Figure 1. The path difference of interfering rays reflected from the upper and lower boundaries of a thin film depends on the angles of incidence of the illuminating rays. Even in the case of extended light sources, however, the spread of these angles is so small that the path difference acquired at point M of the film by rays 1–1′ and 2–2′, which are emitted by different parts (S1 and S2) of the source, are practically the same. The fringes of equal thickness are therefore localized directly on the surface of the film and can be observed without auxiliary optical instruments—the lens in the figure could be the crystalline lens of the eye. M’ is the point on the retina (or, when a supplementary lens is used, on the screen) where the image of the point M of the surface of the film—that is, one of the points on a line of equal thickness—is focused.

The occurrence of fringes of equal thickness is due to interference of light reflected from the front and rear boundaries of the film (fringes of equal thickness in reflected light) or of light transmitted directly through the film and light twice reflected at its boundaries (fringes of equal thickness in transmitted light).
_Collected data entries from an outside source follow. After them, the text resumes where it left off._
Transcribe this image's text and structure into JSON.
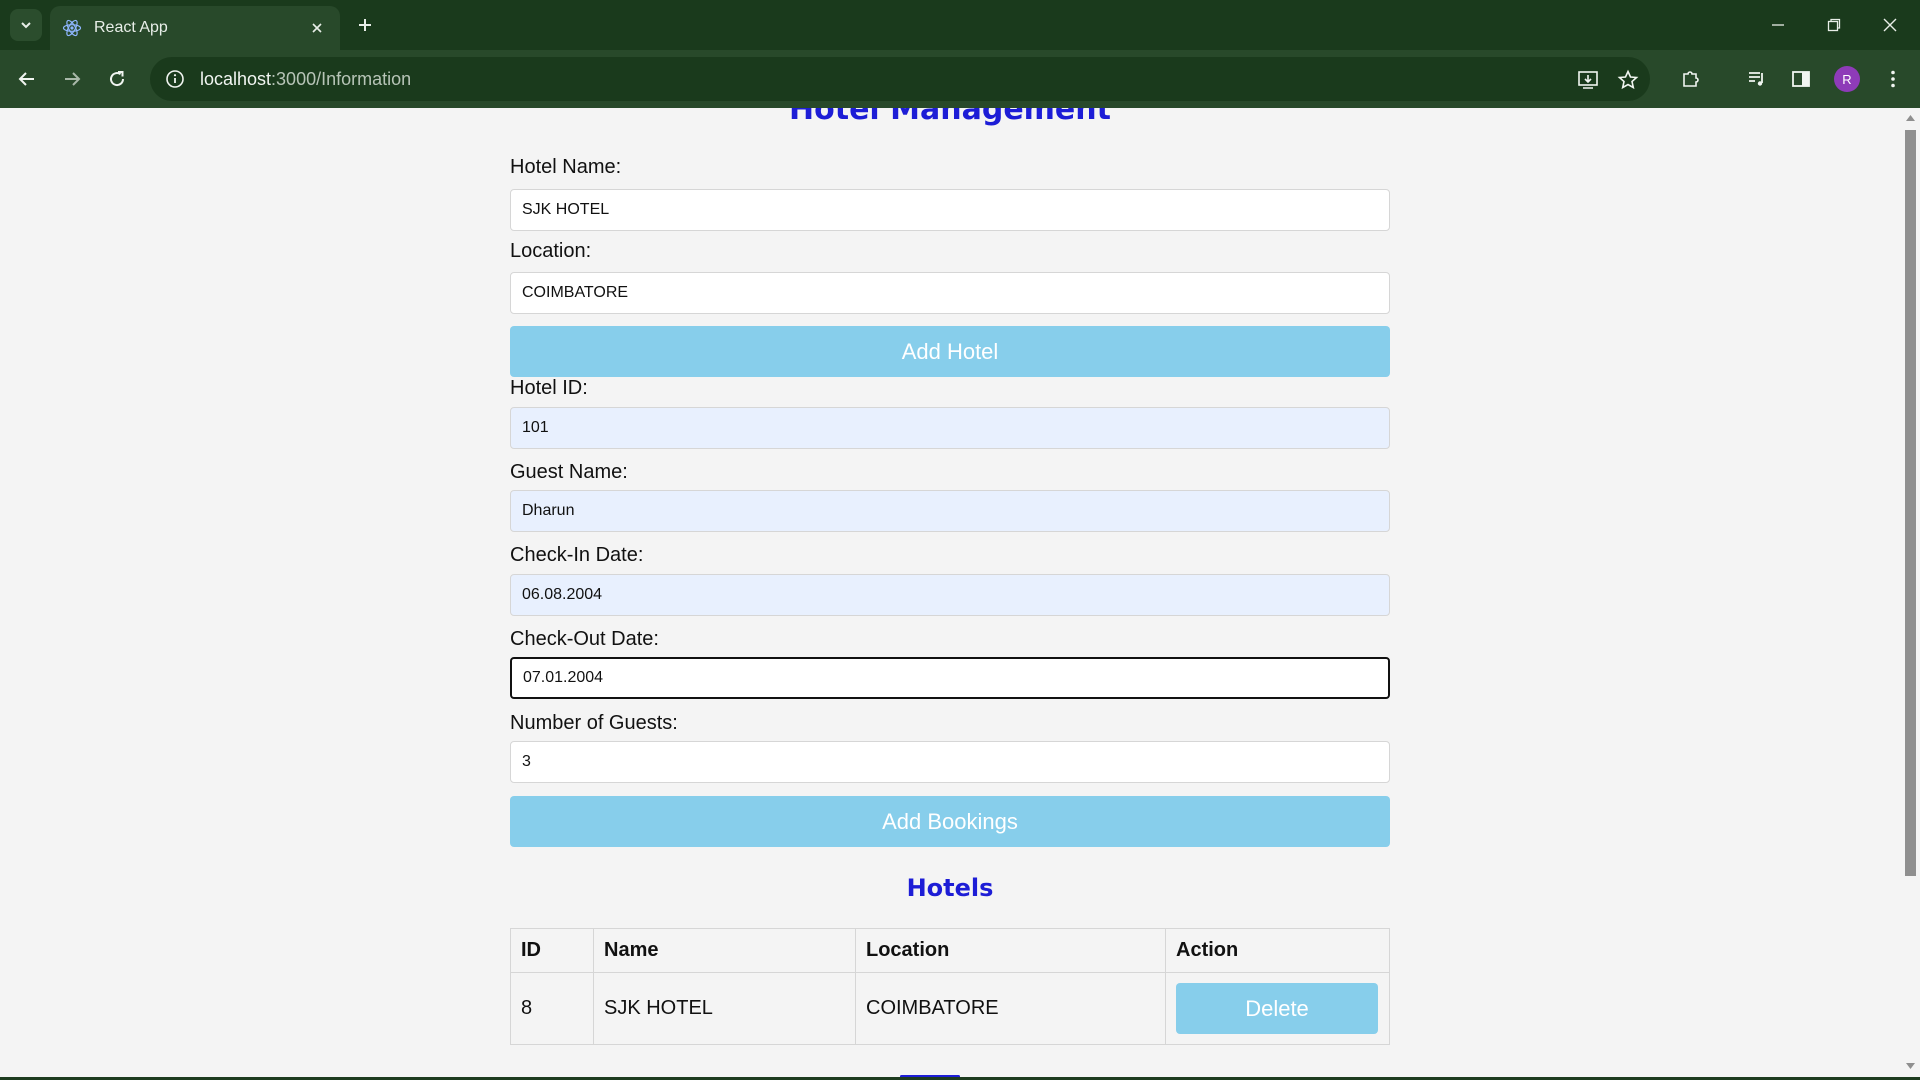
{
  "browser": {
    "tab_title": "React App",
    "url_host": "localhost",
    "url_path": ":3000/Information",
    "profile_initial": "R"
  },
  "page": {
    "heading": "Hotel Management",
    "hotel_form": {
      "name_label": "Hotel Name:",
      "name_value": "SJK HOTEL",
      "location_label": "Location:",
      "location_value": "COIMBATORE",
      "submit_label": "Add Hotel"
    },
    "booking_form": {
      "hotel_id_label": "Hotel ID:",
      "hotel_id_value": "101",
      "guest_name_label": "Guest Name:",
      "guest_name_value": "Dharun",
      "check_in_label": "Check-In Date:",
      "check_in_value": "06.08.2004",
      "check_out_label": "Check-Out Date:",
      "check_out_value": "07.01.2004",
      "guests_label": "Number of Guests:",
      "guests_value": "3",
      "submit_label": "Add Bookings"
    },
    "hotels_section": {
      "title": "Hotels",
      "columns": [
        "ID",
        "Name",
        "Location",
        "Action"
      ],
      "rows": [
        {
          "id": "8",
          "name": "SJK HOTEL",
          "location": "COIMBATORE",
          "action": "Delete"
        }
      ]
    }
  },
  "colors": {
    "accent_button": "#87ceeb",
    "heading_blue": "#1d1dd6",
    "chrome_dark": "#1a3a1c",
    "chrome_toolbar": "#28492a"
  }
}
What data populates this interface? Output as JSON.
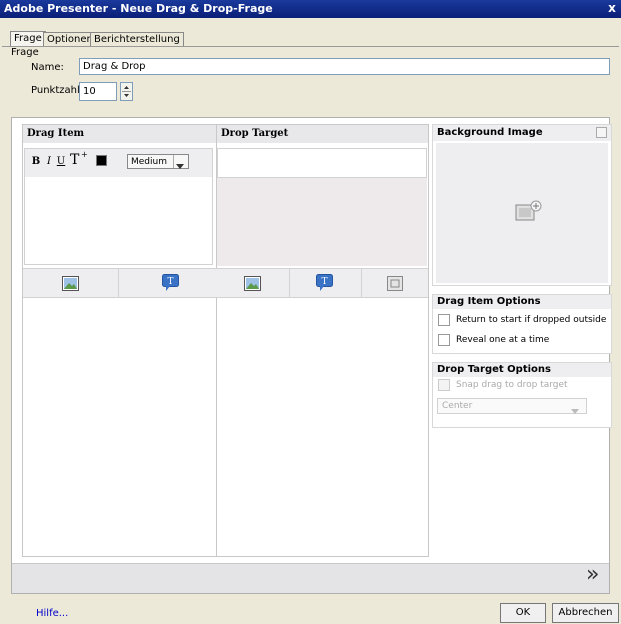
{
  "window": {
    "title": "Adobe Presenter - Neue Drag & Drop-Frage",
    "close_glyph": "x"
  },
  "tabs": [
    {
      "label": "Frage"
    },
    {
      "label": "Optionen"
    },
    {
      "label": "Berichterstellung"
    }
  ],
  "frage_group": {
    "legend": "Frage",
    "name_label": "Name:",
    "name_value": "Drag & Drop",
    "punkt_label": "Punktzahl:",
    "punkt_value": "10"
  },
  "drag_item": {
    "header": "Drag Item",
    "bold": "B",
    "italic": "I",
    "underline": "U",
    "textsize": "T",
    "textsize_sup": "+",
    "size_value": "Medium"
  },
  "drop_target": {
    "header": "Drop Target"
  },
  "right": {
    "bg_header": "Background Image",
    "drag_options_header": "Drag Item Options",
    "return_label": "Return to start if dropped outside",
    "reveal_label": "Reveal one at a time",
    "drop_options_header": "Drop Target Options",
    "snap_label": "Snap drag to drop target",
    "align_value": "Center"
  },
  "nav": {
    "next_glyph": "»"
  },
  "footer": {
    "help": "Hilfe...",
    "ok": "OK",
    "cancel": "Abbrechen"
  },
  "colors": {
    "title_bg": "#0a1f78",
    "help_link": "#0000cc",
    "icon_green": "#5b9a4a",
    "icon_blue": "#3a73c6"
  }
}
Only fringes of equal monochromatic or nearly monochromatic light—light whose wavelengths λ lie in a comparatively small interval—are usually fringes in the strict sense of the word—that is, alternate dark and light distinct bands. In addition, the maxima and minima of the fringe intensity coincide with those lines on the surface of the film along which the path difference of the interfering rays is the same and is equal to an integral number of half-wavelengths. The geometric thickness of the layer is the same along these lines—hence the term “fringes of equal thickness.” When white light is used for illumination, superposition of the fringes corresponding to rays with different λ creates a complex, rainbow-colored pattern in which the fringes of rays with certain λ are often indistinguishable.

Fringes of equal thickness are responsible for the rainbow coloring of thin films, such as soap bubbles, patches of oil and gasoline on water, and films of oxides on metals; they are the cause of temper color. Such fringes are often used for determining the microrelief of thin plates and films and for making precise measurements with different kinds of interferometers and other instruments. Newton’s rings are an example of fringes of equal thickness.